Project Green Runway stages fantastic plastic 'trashion' show
Jun 17, 2012 (Menafn - The Marin Independent Journal - McClatchy-Tribune Information Services via COMTEX) --Nineteen-year-old Nadja Klein looked every inch the beautiful bride Saturday, modeling a frothy white wedding dress made of trash -- discarded plastic bags, pop-top rings from aluminum cans and other junk picked up from Kehoe Beach in Point Reyes National Seashore.
The dress, created by San Geronimo Valley artist Judith Selby Lang, was a highlight of Project Green Runway, a "trashion" show staged at Marin Recycling Center and Sanitary Service in San Rafael. It featured 30 young models, from 12 to 24, striding the runway in outfits made of bicycle tire tubes, bottle caps, white construction plastic, single-use plastic grocery bags, plastic playing cards, shocking pink bubble wrap and other environmentally
"Before this I never thought about what people could actually do with this plastic," said Klein, a German au pair living in Novato. "We throw it away and never think about it again. It's gone. But this showed us we can use that plastic to make beautiful things. I was surprised by that."
San Anselmo artist Elise Cheval and West Marin ecologist and health educator Christin Anderson came up with the idea for the Green Runway Project after meeting four months ago at Mill Valley's O'Hanlon Center for the Arts during an exhibit of Cheval's recycled plastic fashions.
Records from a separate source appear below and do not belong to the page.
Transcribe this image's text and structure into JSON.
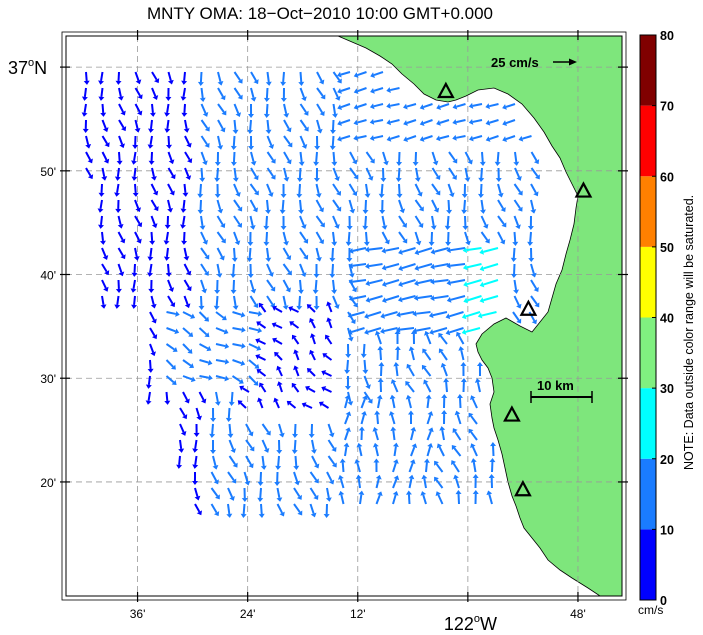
{
  "title": "MNTY OMA: 18−Oct−2010 10:00 GMT+0.000",
  "axes": {
    "lat_ticks": [
      {
        "lat": 37.0,
        "label": "37",
        "deg_suffix": "o",
        "hemi": "N",
        "major": true
      },
      {
        "lat": 36.8333,
        "label": "50'",
        "major": false
      },
      {
        "lat": 36.6667,
        "label": "40'",
        "major": false
      },
      {
        "lat": 36.5,
        "label": "30'",
        "major": false
      },
      {
        "lat": 36.3333,
        "label": "20'",
        "major": false
      }
    ],
    "lon_ticks": [
      {
        "lon": -122.6,
        "label": "36'",
        "major": false
      },
      {
        "lon": -122.4,
        "label": "24'",
        "major": false
      },
      {
        "lon": -122.2,
        "label": "12'",
        "major": false
      },
      {
        "lon": -122.0,
        "label": "122",
        "deg_suffix": "o",
        "hemi": "W",
        "major": true
      },
      {
        "lon": -121.8,
        "label": "48'",
        "major": false
      }
    ],
    "lat_range": [
      36.15,
      37.05
    ],
    "lon_range": [
      -122.73,
      -121.72
    ],
    "grid": "dashed"
  },
  "reference_vector": {
    "label": "25 cm/s",
    "speed": 25
  },
  "scale_bar": {
    "label": "10 km"
  },
  "colorbar": {
    "unit": "cm/s",
    "note": "NOTE: Data outside color range will be saturated.",
    "ticks": [
      "0",
      "10",
      "20",
      "30",
      "40",
      "50",
      "60",
      "70",
      "80"
    ],
    "bands": [
      {
        "from": 0,
        "to": 10,
        "color": "#0000ff"
      },
      {
        "from": 10,
        "to": 20,
        "color": "#1a7cff"
      },
      {
        "from": 20,
        "to": 30,
        "color": "#00ffff"
      },
      {
        "from": 30,
        "to": 40,
        "color": "#80f080"
      },
      {
        "from": 40,
        "to": 50,
        "color": "#ffff00"
      },
      {
        "from": 50,
        "to": 60,
        "color": "#ff8000"
      },
      {
        "from": 60,
        "to": 70,
        "color": "#ff0000"
      },
      {
        "from": 70,
        "to": 80,
        "color": "#800000"
      }
    ]
  },
  "colors": {
    "land": "#7ee67c",
    "coast": "#000000",
    "grid": "#999999"
  },
  "stations": [
    {
      "lat": 36.96,
      "lon": -122.04
    },
    {
      "lat": 36.8,
      "lon": -121.79
    },
    {
      "lat": 36.61,
      "lon": -121.89
    },
    {
      "lat": 36.44,
      "lon": -121.92
    },
    {
      "lat": 36.32,
      "lon": -121.9
    }
  ]
}
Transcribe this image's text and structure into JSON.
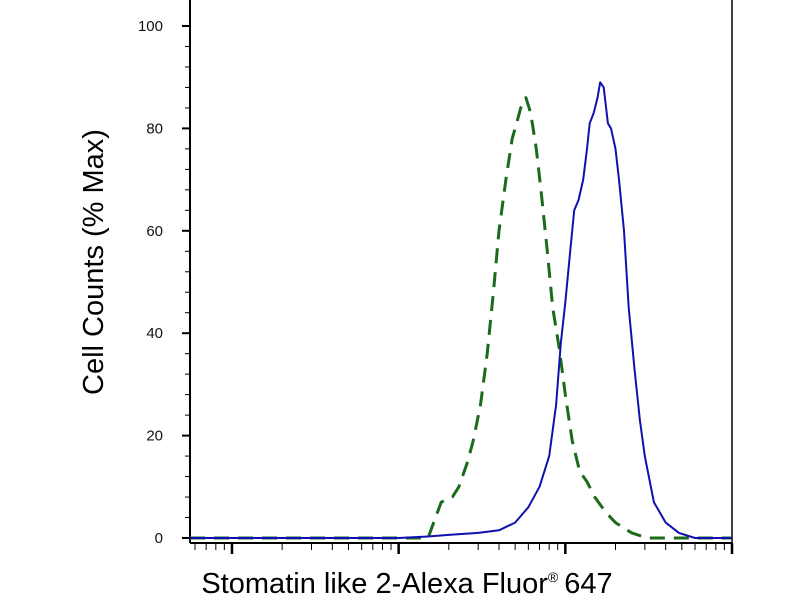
{
  "chart_data": {
    "type": "line",
    "title": "",
    "xlabel": "Stomatin like 2-Alexa Fluor",
    "xlabel_superscript": "®",
    "xlabel_suffix": "647",
    "ylabel": "Cell Counts (% Max)",
    "x_scale": "log",
    "xlim": [
      0.56,
      1000
    ],
    "ylim": [
      0,
      100
    ],
    "y_ticks": [
      0,
      20,
      40,
      60,
      80,
      100
    ],
    "x_major_ticks": [
      1,
      10,
      100,
      1000
    ],
    "grid": false,
    "legend": "none",
    "colors": {
      "dashed": "#1a6b1a",
      "solid": "#1010b0",
      "axis": "#000000"
    },
    "series": [
      {
        "style": "dashed",
        "points": [
          [
            0.56,
            0
          ],
          [
            1,
            0
          ],
          [
            2,
            0
          ],
          [
            5,
            0
          ],
          [
            10,
            0
          ],
          [
            15,
            0
          ],
          [
            18,
            7
          ],
          [
            21,
            8
          ],
          [
            23,
            10
          ],
          [
            26,
            15
          ],
          [
            28,
            19
          ],
          [
            31,
            26
          ],
          [
            34,
            36
          ],
          [
            37,
            48
          ],
          [
            40,
            60
          ],
          [
            44,
            70
          ],
          [
            48,
            78
          ],
          [
            51,
            81
          ],
          [
            54,
            84
          ],
          [
            58,
            86
          ],
          [
            62,
            83
          ],
          [
            67,
            76
          ],
          [
            72,
            67
          ],
          [
            78,
            56
          ],
          [
            84,
            45
          ],
          [
            92,
            37
          ],
          [
            100,
            28
          ],
          [
            110,
            19
          ],
          [
            122,
            13
          ],
          [
            135,
            11
          ],
          [
            150,
            8
          ],
          [
            175,
            5
          ],
          [
            200,
            3
          ],
          [
            250,
            1
          ],
          [
            310,
            0
          ],
          [
            400,
            0
          ],
          [
            1000,
            0
          ]
        ]
      },
      {
        "style": "solid",
        "points": [
          [
            0.56,
            0
          ],
          [
            1,
            0
          ],
          [
            10,
            0
          ],
          [
            15,
            0.3
          ],
          [
            20,
            0.6
          ],
          [
            30,
            1
          ],
          [
            40,
            1.5
          ],
          [
            50,
            3
          ],
          [
            60,
            6
          ],
          [
            70,
            10
          ],
          [
            80,
            16
          ],
          [
            88,
            26
          ],
          [
            94,
            38
          ],
          [
            100,
            46
          ],
          [
            107,
            56
          ],
          [
            113,
            64
          ],
          [
            120,
            66
          ],
          [
            128,
            70
          ],
          [
            135,
            76
          ],
          [
            140,
            81
          ],
          [
            148,
            83
          ],
          [
            156,
            86
          ],
          [
            162,
            89
          ],
          [
            170,
            88
          ],
          [
            180,
            81
          ],
          [
            188,
            80
          ],
          [
            200,
            76
          ],
          [
            210,
            70
          ],
          [
            225,
            60
          ],
          [
            240,
            45
          ],
          [
            260,
            33
          ],
          [
            280,
            23
          ],
          [
            300,
            16
          ],
          [
            340,
            7
          ],
          [
            400,
            3
          ],
          [
            480,
            1
          ],
          [
            600,
            0
          ],
          [
            1000,
            0
          ]
        ]
      }
    ]
  }
}
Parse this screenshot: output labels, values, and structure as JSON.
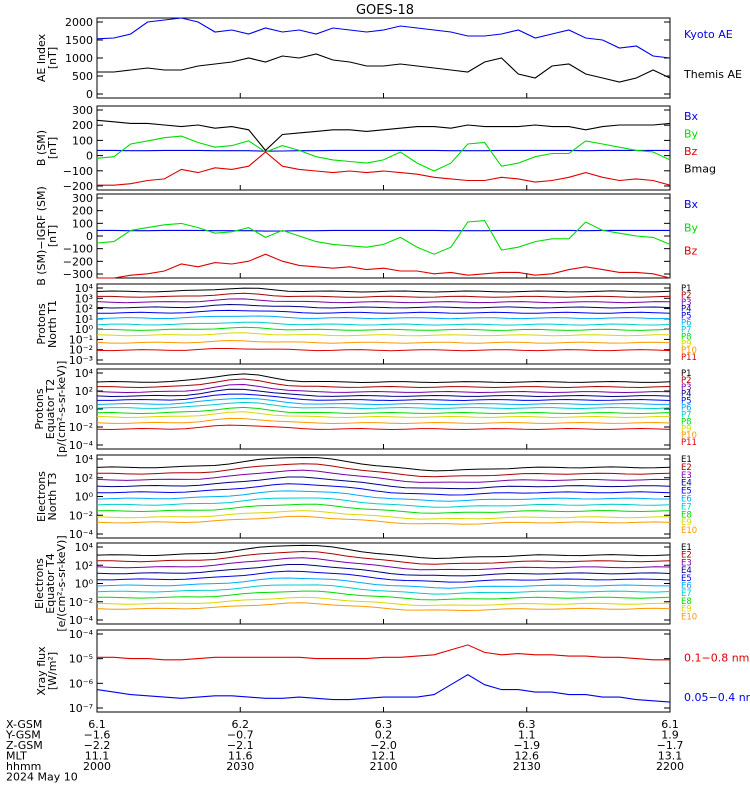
{
  "title": "GOES-18",
  "colors": {
    "black": "#000000",
    "red": "#e00000",
    "blue": "#0000ee",
    "green": "#00dd00",
    "orange": "#ff9900",
    "yellow": "#d8d800",
    "cyan": "#00cccc",
    "lightblue": "#00aaff",
    "purple": "#7700aa",
    "darkblue": "#000088",
    "darkred": "#aa0000"
  },
  "chart_data": [
    {
      "type": "line",
      "id": "ae",
      "ylabel": [
        "AE Index",
        "[nT]"
      ],
      "yticks": [
        "2000",
        "1500",
        "1000",
        "500",
        "0"
      ],
      "ylim": [
        0,
        2000
      ],
      "series": [
        {
          "name": "Kyoto AE",
          "color": "#0000ee",
          "y": [
            1480,
            1500,
            1600,
            1900,
            1950,
            2000,
            1900,
            1650,
            1700,
            1600,
            1750,
            1650,
            1700,
            1600,
            1750,
            1700,
            1650,
            1700,
            1800,
            1750,
            1700,
            1650,
            1550,
            1550,
            1600,
            1700,
            1500,
            1600,
            1700,
            1500,
            1450,
            1250,
            1300,
            1050,
            1000
          ]
        },
        {
          "name": "Themis AE",
          "color": "#000000",
          "y": [
            650,
            650,
            700,
            750,
            700,
            700,
            800,
            850,
            900,
            1000,
            900,
            1050,
            1000,
            1100,
            950,
            900,
            800,
            800,
            850,
            800,
            750,
            700,
            650,
            900,
            1000,
            600,
            500,
            800,
            850,
            600,
            500,
            400,
            500,
            700,
            500
          ]
        }
      ]
    },
    {
      "type": "line",
      "id": "b-sm",
      "ylabel": [
        "B (SM)",
        "[nT]"
      ],
      "yticks": [
        "300",
        "200",
        "100",
        "0",
        "−100",
        "−200"
      ],
      "ylim": [
        -230,
        300
      ],
      "series": [
        {
          "name": "Bx",
          "color": "#0000ee",
          "y": [
            20,
            20,
            18,
            18,
            20,
            20,
            20,
            18,
            18,
            18,
            15,
            16,
            18,
            18,
            20,
            20,
            20,
            20,
            20,
            20,
            20,
            18,
            18,
            18,
            20,
            20,
            20,
            20,
            20,
            18,
            20,
            20,
            20,
            20,
            20
          ]
        },
        {
          "name": "By",
          "color": "#00dd00",
          "y": [
            -30,
            -20,
            60,
            80,
            100,
            110,
            70,
            40,
            50,
            80,
            10,
            50,
            20,
            -20,
            -40,
            -50,
            -60,
            -40,
            10,
            -60,
            -110,
            -60,
            60,
            70,
            -80,
            -60,
            -20,
            0,
            0,
            80,
            60,
            40,
            20,
            10,
            -40
          ]
        },
        {
          "name": "Bz",
          "color": "#e00000",
          "y": [
            -200,
            -200,
            -190,
            -170,
            -160,
            -100,
            -120,
            -90,
            -100,
            -80,
            10,
            -80,
            -100,
            -110,
            -120,
            -110,
            -120,
            -110,
            -120,
            -130,
            -150,
            -160,
            -170,
            -170,
            -150,
            -160,
            -180,
            -170,
            -150,
            -120,
            -150,
            -170,
            -160,
            -170,
            -200
          ]
        },
        {
          "name": "Bmag",
          "color": "#000000",
          "y": [
            210,
            200,
            190,
            190,
            180,
            170,
            180,
            160,
            170,
            150,
            20,
            120,
            130,
            140,
            150,
            150,
            140,
            150,
            160,
            170,
            170,
            160,
            180,
            170,
            170,
            170,
            180,
            170,
            170,
            150,
            170,
            180,
            180,
            180,
            190
          ]
        }
      ]
    },
    {
      "type": "line",
      "id": "b-igrf",
      "ylabel": [
        "B (SM)−IGRF (SM)",
        "[nT]"
      ],
      "yticks": [
        "300",
        "200",
        "100",
        "0",
        "−100",
        "−200",
        "−300"
      ],
      "ylim": [
        -300,
        300
      ],
      "series": [
        {
          "name": "Bx",
          "color": "#0000ee",
          "y": [
            40,
            40,
            38,
            38,
            40,
            40,
            40,
            38,
            38,
            38,
            35,
            36,
            38,
            38,
            40,
            40,
            40,
            40,
            40,
            40,
            40,
            38,
            38,
            38,
            40,
            40,
            40,
            40,
            40,
            38,
            40,
            40,
            40,
            40,
            40
          ]
        },
        {
          "name": "By",
          "color": "#00dd00",
          "y": [
            -50,
            -40,
            40,
            60,
            80,
            90,
            60,
            20,
            30,
            60,
            -10,
            40,
            0,
            -40,
            -60,
            -70,
            -80,
            -60,
            -10,
            -80,
            -130,
            -80,
            100,
            110,
            -100,
            -80,
            -40,
            -20,
            -20,
            100,
            40,
            20,
            0,
            -10,
            -60
          ]
        },
        {
          "name": "Bz",
          "color": "#e00000",
          "y": [
            -300,
            -300,
            -280,
            -270,
            -250,
            -200,
            -220,
            -190,
            -200,
            -180,
            -130,
            -180,
            -210,
            -220,
            -230,
            -220,
            -240,
            -230,
            -250,
            -250,
            -270,
            -260,
            -280,
            -270,
            -260,
            -260,
            -280,
            -270,
            -240,
            -220,
            -240,
            -260,
            -260,
            -270,
            -300
          ]
        }
      ]
    },
    {
      "type": "line",
      "id": "protons-north",
      "log": true,
      "ylabel": [
        "Protons",
        "North T1"
      ],
      "yticks": [
        "10⁴",
        "10³",
        "10²",
        "10¹",
        "10⁰",
        "10⁻¹",
        "10⁻²",
        "10⁻³"
      ],
      "ylim": [
        -3.5,
        4
      ],
      "labels": [
        "P1",
        "P2",
        "P3",
        "P4",
        "P5",
        "P6",
        "P7",
        "P8",
        "P9",
        "P10",
        "P11"
      ],
      "bases": [
        3.3,
        2.8,
        2.3,
        1.8,
        1.3,
        0.8,
        0.2,
        -0.3,
        -0.8,
        -1.5,
        -2.2
      ],
      "colors": [
        "#000000",
        "#aa0000",
        "#7700aa",
        "#000088",
        "#0000ee",
        "#00aaff",
        "#00cccc",
        "#00dd00",
        "#d8d800",
        "#ff9900",
        "#e00000"
      ]
    },
    {
      "type": "line",
      "id": "protons-equator",
      "log": true,
      "ylabel": [
        "Protons",
        "Equator T2",
        "[p/(cm²-s-sr-keV)]"
      ],
      "yticks": [
        "10⁴",
        "10²",
        "10⁰",
        "10⁻²",
        "10⁻⁴"
      ],
      "ylim": [
        -4,
        4
      ],
      "labels": [
        "P1",
        "P2",
        "P3",
        "P4",
        "P5",
        "P6",
        "P7",
        "P8",
        "P9",
        "P10",
        "P11"
      ],
      "bases": [
        2.7,
        2.2,
        1.7,
        1.3,
        0.9,
        0.5,
        0.1,
        -0.4,
        -0.8,
        -1.4,
        -2.0
      ],
      "colors": [
        "#000000",
        "#aa0000",
        "#7700aa",
        "#000088",
        "#0000ee",
        "#00aaff",
        "#00cccc",
        "#00dd00",
        "#d8d800",
        "#ff9900",
        "#e00000"
      ]
    },
    {
      "type": "line",
      "id": "electrons-north",
      "log": true,
      "ylabel": [
        "Electrons",
        "North T3"
      ],
      "yticks": [
        "10⁴",
        "10²",
        "10⁰",
        "10⁻²",
        "10⁻⁴"
      ],
      "ylim": [
        -4,
        4
      ],
      "labels": [
        "E1",
        "E2",
        "E3",
        "E4",
        "E5",
        "E6",
        "E7",
        "E8",
        "E9",
        "E10"
      ],
      "bases": [
        2.8,
        2.2,
        1.6,
        1.0,
        0.4,
        -0.2,
        -0.8,
        -1.4,
        -2.0,
        -2.5
      ],
      "colors": [
        "#000000",
        "#aa0000",
        "#7700aa",
        "#000088",
        "#0000ee",
        "#00aaff",
        "#00cccc",
        "#00dd00",
        "#d8d800",
        "#ff9900"
      ]
    },
    {
      "type": "line",
      "id": "electrons-equator",
      "log": true,
      "ylabel": [
        "Electrons",
        "Equator T4",
        "[e/(cm²-s-sr-keV)]"
      ],
      "yticks": [
        "10⁴",
        "10²",
        "10⁰",
        "10⁻²",
        "10⁻⁴"
      ],
      "ylim": [
        -4,
        4
      ],
      "labels": [
        "E1",
        "E2",
        "E3",
        "E4",
        "E5",
        "E6",
        "E7",
        "E8",
        "E9",
        "E10"
      ],
      "bases": [
        2.8,
        2.2,
        1.6,
        1.0,
        0.4,
        -0.2,
        -0.8,
        -1.4,
        -2.0,
        -2.5
      ],
      "colors": [
        "#000000",
        "#aa0000",
        "#7700aa",
        "#000088",
        "#0000ee",
        "#00aaff",
        "#00cccc",
        "#00dd00",
        "#d8d800",
        "#ff9900"
      ]
    },
    {
      "type": "line",
      "id": "xray",
      "log": true,
      "ylabel": [
        "Xray flux",
        "[W/m²]"
      ],
      "yticks": [
        "10⁻⁴",
        "10⁻⁵",
        "10⁻⁶",
        "10⁻⁷"
      ],
      "ylim": [
        -7.3,
        -4
      ],
      "series": [
        {
          "name": "0.1−0.8 nm",
          "color": "#e00000",
          "y": [
            -5.1,
            -5.1,
            -5.15,
            -5.15,
            -5.2,
            -5.2,
            -5.15,
            -5.1,
            -5.1,
            -5.1,
            -5.1,
            -5.1,
            -5.1,
            -5.15,
            -5.15,
            -5.15,
            -5.15,
            -5.1,
            -5.1,
            -5.05,
            -5.0,
            -4.8,
            -4.6,
            -4.9,
            -5.0,
            -4.95,
            -5.0,
            -5.0,
            -5.05,
            -5.05,
            -5.1,
            -5.1,
            -5.15,
            -5.2,
            -5.2
          ]
        },
        {
          "name": "0.05−0.4 nm",
          "color": "#0000ee",
          "y": [
            -6.4,
            -6.5,
            -6.6,
            -6.65,
            -6.7,
            -6.75,
            -6.7,
            -6.65,
            -6.65,
            -6.7,
            -6.75,
            -6.75,
            -6.7,
            -6.75,
            -6.8,
            -6.8,
            -6.75,
            -6.7,
            -6.7,
            -6.7,
            -6.6,
            -6.2,
            -5.8,
            -6.2,
            -6.4,
            -6.4,
            -6.5,
            -6.5,
            -6.6,
            -6.6,
            -6.7,
            -6.7,
            -6.8,
            -6.85,
            -6.9
          ]
        }
      ]
    }
  ],
  "footer": {
    "row_labels": [
      "X-GSM",
      "Y-GSM",
      "Z-GSM",
      "MLT",
      "hhmm",
      "2024 May 10"
    ],
    "columns": [
      [
        "6.1",
        "−1.6",
        "−2.2",
        "11.1",
        "2000"
      ],
      [
        "6.2",
        "−0.7",
        "−2.1",
        "11.6",
        "2030"
      ],
      [
        "6.3",
        "0.2",
        "−2.0",
        "12.1",
        "2100"
      ],
      [
        "6.3",
        "1.1",
        "−1.9",
        "12.6",
        "2130"
      ],
      [
        "6.1",
        "1.9",
        "−1.7",
        "13.1",
        "2200"
      ]
    ]
  }
}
"Our mission is to get young people involved in raising awareness about all the discarded plastic that's ending up in the ocean and killing our sea
life," Anderson said. "There's lot of things we can do, like re-using plastic or making it into something else. We've made and designed outfits made of discarded waste plastic before it goes into the ocean. We're pre-cycling it."
Anderson modeled a dress, called Snow Zebra, she fashioned out of white construction plastic and black and white zebra duct tape. Cheval wore a skirt, jacket and hat outfit, called Wake-up Call, that she made out of heavy, four-ply plastic banners from coffee shops.
"All this is connected to reducing our disposable plastic use and the amount that gets manufactured," said Christopher Pincetich, a marine biologist with Turtle Island Restoration Network in Olema. "In turn, this could mean less plastic in the ocean, which is impacting sea turtles, seabirds, whales and all marine life in a deadly way."
About 40 people turned out for the show in the Marin Recycling's Environmental Center.
Pimwalee Kachinthorn, a 19-year-old model from Santa Cruz, had on a tight-fitting jumper made out of a heavy plastic advertising banner for a brand of tea. On a warm afternoon, it may not have been the most comfortable clothing choice.
"But it's what you do for fashion," she said.